ぶっちぎりで上昇した海運株の今後はどうなるか 日経平均株価の上昇確率は以前より高まった
4つの論点は以下の通りだ。
① これまで述べてきたポジティブな要因が今後も継続するのか
② スエズ運河の座礁事故による運賃高騰は一時的で終わるのか?
③ 現状の船不足はいつ解消されるのか(2022年以降、新船造船により船不足が解消されるのか。あるいは古船を廃棄して新船に乗り換える「リプレイス需要がどれだけあるのか?)
④ 「米中冷戦激化」による船舶貿易の低迷リスク(頭の片隅に置く必要がある中期的なリスク)はどれだけあるのか
これらを参考に、読者の方々にぜひお考えいただきたい。
なぜ日本株はつい最近まで米株に比べ出遅れたのか
さて、最後に国内株のマーケット全体にも触れておこう。年初からアメリカ株に比べて出遅れといわれていた日本株だが、私は「出遅れではなく、構造的な理由等もある」と分析してきた。
ここで6月~7月9日までの株式相場を振り返ってみよう。残念ながら日米の代表的な指数である日経平均と二ューヨークダウとの騰落率を見ると「格差」はまったく縮まっていない。日経平均同様、動きの鈍かったナスダックも、5月末までは「おつきあい」をしてくれたが、6月以降は大きく水をあけられた。
この理由は主に以下の7つだ。
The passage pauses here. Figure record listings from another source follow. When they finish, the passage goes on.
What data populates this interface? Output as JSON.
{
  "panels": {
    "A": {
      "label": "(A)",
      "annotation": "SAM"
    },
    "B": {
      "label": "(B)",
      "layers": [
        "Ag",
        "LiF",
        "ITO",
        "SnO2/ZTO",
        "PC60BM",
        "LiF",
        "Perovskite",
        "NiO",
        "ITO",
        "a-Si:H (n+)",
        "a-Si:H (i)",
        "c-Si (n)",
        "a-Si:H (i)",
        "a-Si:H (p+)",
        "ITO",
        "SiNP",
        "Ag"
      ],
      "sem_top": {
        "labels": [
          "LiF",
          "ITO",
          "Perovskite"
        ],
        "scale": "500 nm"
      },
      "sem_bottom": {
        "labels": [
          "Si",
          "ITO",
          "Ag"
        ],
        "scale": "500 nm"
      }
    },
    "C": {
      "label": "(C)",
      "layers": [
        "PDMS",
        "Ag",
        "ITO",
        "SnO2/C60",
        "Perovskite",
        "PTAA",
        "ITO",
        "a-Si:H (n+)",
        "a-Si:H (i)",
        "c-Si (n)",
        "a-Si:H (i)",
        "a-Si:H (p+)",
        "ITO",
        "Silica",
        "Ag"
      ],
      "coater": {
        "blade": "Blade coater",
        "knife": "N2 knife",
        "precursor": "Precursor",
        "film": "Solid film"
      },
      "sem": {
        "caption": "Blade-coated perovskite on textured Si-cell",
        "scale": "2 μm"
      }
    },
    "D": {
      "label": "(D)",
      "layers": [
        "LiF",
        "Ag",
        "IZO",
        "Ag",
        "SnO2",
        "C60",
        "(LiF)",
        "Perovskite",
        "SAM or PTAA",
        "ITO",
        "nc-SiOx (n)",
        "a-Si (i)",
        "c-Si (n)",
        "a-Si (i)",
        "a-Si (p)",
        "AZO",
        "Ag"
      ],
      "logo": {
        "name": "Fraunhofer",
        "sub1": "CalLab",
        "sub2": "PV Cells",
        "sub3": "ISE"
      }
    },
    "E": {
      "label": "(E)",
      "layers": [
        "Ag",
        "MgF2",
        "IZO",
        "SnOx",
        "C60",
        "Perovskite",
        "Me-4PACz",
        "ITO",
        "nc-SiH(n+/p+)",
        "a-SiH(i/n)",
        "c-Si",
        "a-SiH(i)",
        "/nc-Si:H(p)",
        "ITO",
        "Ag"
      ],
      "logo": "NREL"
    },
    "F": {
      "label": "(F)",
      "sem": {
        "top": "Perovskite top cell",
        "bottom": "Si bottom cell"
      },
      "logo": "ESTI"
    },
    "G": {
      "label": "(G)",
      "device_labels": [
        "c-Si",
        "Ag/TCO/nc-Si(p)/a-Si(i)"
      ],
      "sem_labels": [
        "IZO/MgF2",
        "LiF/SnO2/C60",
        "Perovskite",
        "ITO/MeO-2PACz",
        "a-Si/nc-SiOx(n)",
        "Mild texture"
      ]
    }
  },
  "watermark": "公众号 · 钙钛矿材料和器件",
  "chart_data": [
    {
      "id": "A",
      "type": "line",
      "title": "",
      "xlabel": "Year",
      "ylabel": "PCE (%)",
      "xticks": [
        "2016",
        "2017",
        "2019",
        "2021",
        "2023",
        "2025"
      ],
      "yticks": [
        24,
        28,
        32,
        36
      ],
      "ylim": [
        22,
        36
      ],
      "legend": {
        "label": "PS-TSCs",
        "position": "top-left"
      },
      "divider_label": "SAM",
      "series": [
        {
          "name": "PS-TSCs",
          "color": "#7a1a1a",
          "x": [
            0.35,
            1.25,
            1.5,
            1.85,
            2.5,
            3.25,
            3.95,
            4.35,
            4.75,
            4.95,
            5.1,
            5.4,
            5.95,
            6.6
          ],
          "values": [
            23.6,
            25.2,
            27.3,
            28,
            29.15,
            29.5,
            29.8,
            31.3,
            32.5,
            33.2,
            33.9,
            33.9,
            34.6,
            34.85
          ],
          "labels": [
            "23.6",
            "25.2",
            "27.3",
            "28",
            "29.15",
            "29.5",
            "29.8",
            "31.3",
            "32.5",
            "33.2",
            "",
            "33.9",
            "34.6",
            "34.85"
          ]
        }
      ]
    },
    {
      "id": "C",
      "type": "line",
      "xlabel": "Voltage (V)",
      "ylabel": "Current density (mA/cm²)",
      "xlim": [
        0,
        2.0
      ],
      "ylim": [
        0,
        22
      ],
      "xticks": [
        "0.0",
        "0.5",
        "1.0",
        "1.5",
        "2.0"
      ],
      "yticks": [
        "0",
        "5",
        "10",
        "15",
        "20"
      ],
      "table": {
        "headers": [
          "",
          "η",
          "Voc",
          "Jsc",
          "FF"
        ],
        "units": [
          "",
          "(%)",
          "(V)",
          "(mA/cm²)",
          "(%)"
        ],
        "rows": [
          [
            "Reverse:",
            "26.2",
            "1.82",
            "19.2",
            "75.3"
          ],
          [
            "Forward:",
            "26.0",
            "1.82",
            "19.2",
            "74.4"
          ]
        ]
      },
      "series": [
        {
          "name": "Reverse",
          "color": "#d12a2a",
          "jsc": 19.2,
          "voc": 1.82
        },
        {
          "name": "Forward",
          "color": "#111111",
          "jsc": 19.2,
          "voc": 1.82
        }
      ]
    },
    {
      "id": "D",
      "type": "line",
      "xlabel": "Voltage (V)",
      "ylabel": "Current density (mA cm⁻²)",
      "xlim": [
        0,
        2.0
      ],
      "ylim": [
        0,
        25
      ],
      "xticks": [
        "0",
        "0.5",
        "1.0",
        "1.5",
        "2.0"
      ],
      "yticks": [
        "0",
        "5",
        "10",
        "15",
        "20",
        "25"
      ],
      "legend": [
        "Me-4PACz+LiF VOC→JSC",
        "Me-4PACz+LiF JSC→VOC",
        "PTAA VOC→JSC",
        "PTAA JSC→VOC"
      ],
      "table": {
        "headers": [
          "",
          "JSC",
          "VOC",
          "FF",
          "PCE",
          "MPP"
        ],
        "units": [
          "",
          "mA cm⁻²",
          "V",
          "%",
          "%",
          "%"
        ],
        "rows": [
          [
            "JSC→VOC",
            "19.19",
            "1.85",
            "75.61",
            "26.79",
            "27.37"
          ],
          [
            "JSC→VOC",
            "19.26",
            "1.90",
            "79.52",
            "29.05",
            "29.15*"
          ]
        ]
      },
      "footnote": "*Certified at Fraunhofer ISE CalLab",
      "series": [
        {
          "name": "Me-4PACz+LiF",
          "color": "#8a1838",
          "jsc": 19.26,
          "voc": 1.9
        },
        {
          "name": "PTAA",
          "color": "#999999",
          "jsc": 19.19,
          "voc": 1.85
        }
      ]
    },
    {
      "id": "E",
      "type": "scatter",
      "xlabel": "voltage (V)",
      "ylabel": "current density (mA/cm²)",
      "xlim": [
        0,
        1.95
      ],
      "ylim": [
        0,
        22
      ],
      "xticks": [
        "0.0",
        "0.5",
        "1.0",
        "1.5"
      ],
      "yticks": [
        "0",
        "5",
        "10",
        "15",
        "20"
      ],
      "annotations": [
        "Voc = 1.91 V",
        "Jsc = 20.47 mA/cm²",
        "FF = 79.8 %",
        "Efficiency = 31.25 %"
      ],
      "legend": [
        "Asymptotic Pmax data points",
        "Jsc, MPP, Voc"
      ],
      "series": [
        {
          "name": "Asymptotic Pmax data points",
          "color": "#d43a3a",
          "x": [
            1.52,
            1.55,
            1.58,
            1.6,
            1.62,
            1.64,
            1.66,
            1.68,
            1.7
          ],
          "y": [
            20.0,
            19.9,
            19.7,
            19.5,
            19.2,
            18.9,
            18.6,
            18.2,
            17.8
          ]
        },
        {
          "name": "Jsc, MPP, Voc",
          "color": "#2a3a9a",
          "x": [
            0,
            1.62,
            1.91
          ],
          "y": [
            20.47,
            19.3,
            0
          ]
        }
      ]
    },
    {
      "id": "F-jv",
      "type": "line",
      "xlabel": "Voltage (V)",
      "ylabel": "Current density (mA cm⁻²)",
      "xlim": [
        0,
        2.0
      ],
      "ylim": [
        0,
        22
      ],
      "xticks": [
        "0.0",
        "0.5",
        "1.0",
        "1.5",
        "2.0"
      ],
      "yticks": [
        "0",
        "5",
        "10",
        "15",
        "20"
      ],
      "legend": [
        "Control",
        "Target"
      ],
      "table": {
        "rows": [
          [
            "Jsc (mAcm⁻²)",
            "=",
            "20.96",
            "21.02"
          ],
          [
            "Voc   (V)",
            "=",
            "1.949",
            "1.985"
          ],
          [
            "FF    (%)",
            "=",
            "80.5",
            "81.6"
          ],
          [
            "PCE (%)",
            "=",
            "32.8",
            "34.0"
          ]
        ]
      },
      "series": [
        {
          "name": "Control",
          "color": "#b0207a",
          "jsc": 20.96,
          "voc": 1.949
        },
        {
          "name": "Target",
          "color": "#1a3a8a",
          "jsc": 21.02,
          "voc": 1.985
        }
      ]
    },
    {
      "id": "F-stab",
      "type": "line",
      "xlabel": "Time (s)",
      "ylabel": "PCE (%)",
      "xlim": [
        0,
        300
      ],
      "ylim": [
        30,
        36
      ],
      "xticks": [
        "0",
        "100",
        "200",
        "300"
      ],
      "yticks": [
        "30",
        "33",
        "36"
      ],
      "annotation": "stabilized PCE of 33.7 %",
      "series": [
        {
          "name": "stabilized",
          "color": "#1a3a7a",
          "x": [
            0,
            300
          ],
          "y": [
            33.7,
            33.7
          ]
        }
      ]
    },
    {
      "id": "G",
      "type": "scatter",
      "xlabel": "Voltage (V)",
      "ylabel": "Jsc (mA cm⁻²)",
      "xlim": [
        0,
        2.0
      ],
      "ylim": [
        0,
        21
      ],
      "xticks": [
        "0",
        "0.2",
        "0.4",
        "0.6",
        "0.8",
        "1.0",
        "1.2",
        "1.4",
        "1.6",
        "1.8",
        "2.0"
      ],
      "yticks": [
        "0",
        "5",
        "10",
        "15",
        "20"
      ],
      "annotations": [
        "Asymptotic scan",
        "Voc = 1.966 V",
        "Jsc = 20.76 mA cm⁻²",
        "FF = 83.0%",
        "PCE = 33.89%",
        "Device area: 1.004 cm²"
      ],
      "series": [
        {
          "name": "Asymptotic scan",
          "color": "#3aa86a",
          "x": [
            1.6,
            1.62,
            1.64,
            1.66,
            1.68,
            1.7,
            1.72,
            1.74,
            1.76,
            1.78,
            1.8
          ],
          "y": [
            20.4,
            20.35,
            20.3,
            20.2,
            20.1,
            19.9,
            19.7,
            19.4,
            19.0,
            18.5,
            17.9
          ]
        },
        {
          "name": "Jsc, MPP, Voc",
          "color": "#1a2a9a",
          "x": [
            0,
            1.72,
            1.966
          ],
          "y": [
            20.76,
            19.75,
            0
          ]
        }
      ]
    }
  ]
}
①アメリカの長期金利低下、②日銀のETF買い縮小(日経平均FTFは買わず、値がさ株が重い)、③新型コロナのワクチン接種の遅れ(感染率は低いが、世界的にデルタ・インド株拡大、オリンピックや夏休みなどでの人流増加懸念)、④緊急事態宣言の効果不透明、⑤東芝のガバナンス問題(日本企業全体の問題として認識された)、⑥米中冷戦による地政学的リスク(中国IT企業の中国政府の規制強化によるアメリカ市場への上場減少など)、⑦7月8日・9日のETF分配金支払いに伴う約7000億円の株式売却(2日間合計、金額は推定)などだ。